Apothekenbetriebsordnung im Bundesrat

ABDA lobbyiert ApBetrO

Berlin - 26.02.2012, 09:36 Uhr


Am 30. März will der Bundesrat abschließend über die Novelle der Apothekenbetriebsordnung (ApBetrO) abstimmen. Das ist die letzte Gelegenheit für die Bundesvereinigung Deutscher Apothekerverbände (ABDA), noch Einfluss auf die Verordnung zu nehmen – Endspurt für die Lobbyarbeit.

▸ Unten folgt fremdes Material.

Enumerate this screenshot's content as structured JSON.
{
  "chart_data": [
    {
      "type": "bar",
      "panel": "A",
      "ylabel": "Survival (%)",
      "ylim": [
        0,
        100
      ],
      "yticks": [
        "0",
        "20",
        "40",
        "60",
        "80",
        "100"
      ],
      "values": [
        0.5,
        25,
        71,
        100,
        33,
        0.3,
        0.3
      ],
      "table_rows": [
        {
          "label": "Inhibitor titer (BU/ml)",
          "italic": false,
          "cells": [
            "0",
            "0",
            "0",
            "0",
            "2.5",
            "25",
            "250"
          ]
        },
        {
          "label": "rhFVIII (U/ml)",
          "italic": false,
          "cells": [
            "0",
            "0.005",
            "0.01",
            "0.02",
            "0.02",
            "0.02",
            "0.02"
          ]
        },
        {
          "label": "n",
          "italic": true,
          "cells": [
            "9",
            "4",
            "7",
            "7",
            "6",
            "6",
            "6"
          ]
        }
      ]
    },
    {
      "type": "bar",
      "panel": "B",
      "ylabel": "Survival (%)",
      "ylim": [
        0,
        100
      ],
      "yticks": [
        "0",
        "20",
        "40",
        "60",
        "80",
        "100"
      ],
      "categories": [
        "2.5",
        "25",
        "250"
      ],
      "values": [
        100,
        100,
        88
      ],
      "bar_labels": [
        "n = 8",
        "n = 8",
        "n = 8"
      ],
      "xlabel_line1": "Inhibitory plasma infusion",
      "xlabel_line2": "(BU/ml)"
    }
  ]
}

Am letzten Freitag hat die ABDA daher nicht nur auf 61 Seiten ihre Stellungnahme an die Länder geschickt. Um ihre Lobbyarbeit abzurunden, haben die Juristen des Apothekerhauses in der Jägerstraße gleich selbst zur Feder gegriffen und neun Muster-Änderungsanträge mit konkreten Verordnungs-Formulierungen dazu gepackt.

In den Vorspann:

Änderungsantrag

des Bundeslandes

zum Entwurf einer Vierten Verordnung zur Änderung der Apothekenbetriebsordnung

BR-Drs. 61/12“

müssten die Ländergesundheitsminister theoretisch nur noch den entsprechenden Ländernamen eintragen – und fertig wäre der den Wünschen der ABDA entsprechende Antrag.

Die neun Muster-Anträge befassen sich mit der Dienstbereitschaft, dem Medikationsmanagement, der Mindestgröße der Apothekenräume, der Laborausstattung, mit den Prüfgeräten und Hilfsmitteln, dem Botendienst, der Beratungspflicht des Versandhandels, den Rezeptsammelstellen und dem Stellen und Verblistern. An Hand der Muster-Anträge lässt sich nun genau ablesen, wie erfolgreich die Lobby-Arbeit der ABDA bei den Bundesländern sein wird. Bis zur Sitzung des Gesundheitsausschusses haben die Länder Zeit, ihre Änderungswünsche anzumelden.